At the conclusion of the study, LLU elected to move forward with the recommended partial storage TES alternative. One challenge immediately presented itself: the potential of overflowing the TES tank. Typical CHW systems are closed loop, meaning that the vertical return pipe of a tall building is pressurized and water flow through this pipe is primarily driven by pressure. An atmospheric TES tank changes a closed loop system to open loop, leading to the flow through the vertical return pipes of a building taller than the TES tank water level being primarily driven by gravity. To prevent overflowing the TES tank and introducing air into the pipe system, it is important to maintain pressure in any piping and coils above the TES tank water level. This was a concern at LLU since the hospital trauma tower height was significantly taller than the anticipated height of the TES tank, and a loss in cooling capacity in the hospital was considered unacceptable. (While loss of cooling in a university campus classroom building would likely yield complaints from students and faculty, it would be a small inconvenience in comparison with loss of cooling in surgery suites and other sensitive hospital areas.)
 
Different methods exist to maintain pressure in coils and areas of piping above the TES water surface. Pressure sustaining valves can be used, along with booster pumps, to ensure that the pressure in elevated piping remains at operating levels. Another method is to incorporate pressure-recovery with water turbine driven pumps. Heat exchangers can also be used to create a separate closed loop, isolated from the open loop system. 
 
The design team considered these methods, and ultimately decided that failure of sustaining valves and booster pumps was possible, and said failure could lead to draining of the hospital trauma tower with potentially disastrous consequences. Instead, the design team selected heat exchangers as the solution method. The heat exchangers would be located at the TES tank, isolating the tank from the rest of the campus cooling system. The addition of heat exchangers reduces efficiency due to the approach temperature, reducing delta-T and the capacity of a TES tank with a fixed volume. Once this challenge was resolved, the design team divided the project into three separate phases: TES tank, heat exchanger and pump package, and site work.
 
The TES tank portion of the work covered the actual tank itself, as well as the diffusers, sensors, and other appurtenances. The soils report indicated that the soil would not support the load of the TES tank, full of water, limiting the maximum tank height. Additionally, to offset the poor soil condition, the team elected to install stone columns underground to support the tank. 
 
The heat exchanger pump package portion of the project involved sizing and selection of heat exchangers, CHW TES pumps, and CHW distribution pumps. The team designed a portable building to enclose all of the heat exchangers and pumps and serve as a satellite plant.
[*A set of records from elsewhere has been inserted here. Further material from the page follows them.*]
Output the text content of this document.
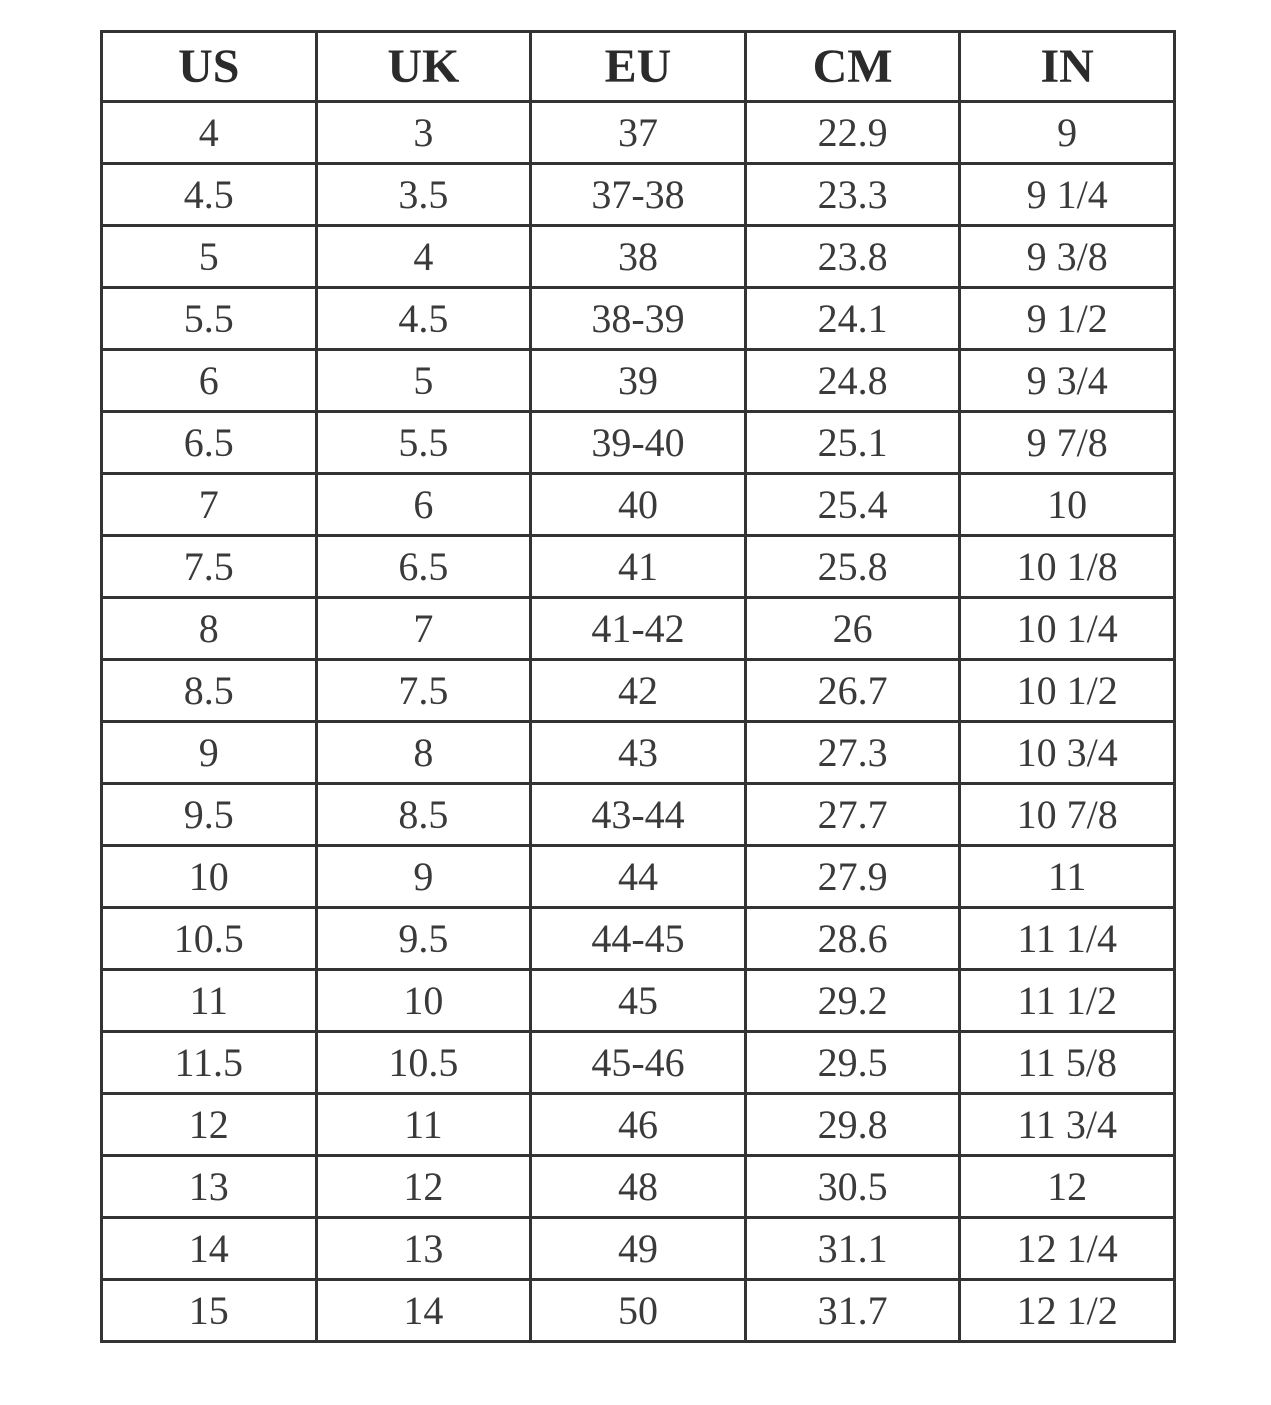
US	UK	EU	CM	IN
4	3	37	22.9	9
4.5	3.5	37-38	23.3	9 1/4
5	4	38	23.8	9 3/8
5.5	4.5	38-39	24.1	9 1/2
6	5	39	24.8	9 3/4
6.5	5.5	39-40	25.1	9 7/8
7	6	40	25.4	10
7.5	6.5	41	25.8	10 1/8
8	7	41-42	26	10 1/4
8.5	7.5	42	26.7	10 1/2
9	8	43	27.3	10 3/4
9.5	8.5	43-44	27.7	10 7/8
10	9	44	27.9	11
10.5	9.5	44-45	28.6	11 1/4
11	10	45	29.2	11 1/2
11.5	10.5	45-46	29.5	11 5/8
12	11	46	29.8	11 3/4
13	12	48	30.5	12
14	13	49	31.1	12 1/4
15	14	50	31.7	12 1/2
The selected equipment to be housed in this package included four 24,000-MBH plate-and-frame heat exchangers, four 125-hp CHW TES pumps, and five 250-hp CHW distribution pumps. 
 
The site work consisted of the underground connection of CHW piping and electrical utilities from the heat exchanger pump package to the existing distribution system. The 30-in underground CHW piping connected to an existing vault in the LLU tunnel system.
 

LOOKING FORWARD

Tank construction is now complete and LLU is preparing for the final phase of implementing TES on campus. Design of the 30-in CHW pipe connecting the tank to the central plant is about to begin. Once construction is complete for this underground piping project, LLU will be able to realize the full capacity of the TES tank, as well as some of the other serendipitous benefits TES has to offer, including: reduced chiller energy consumption due to nighttime operation, higher system reliability, and emergency backup potential.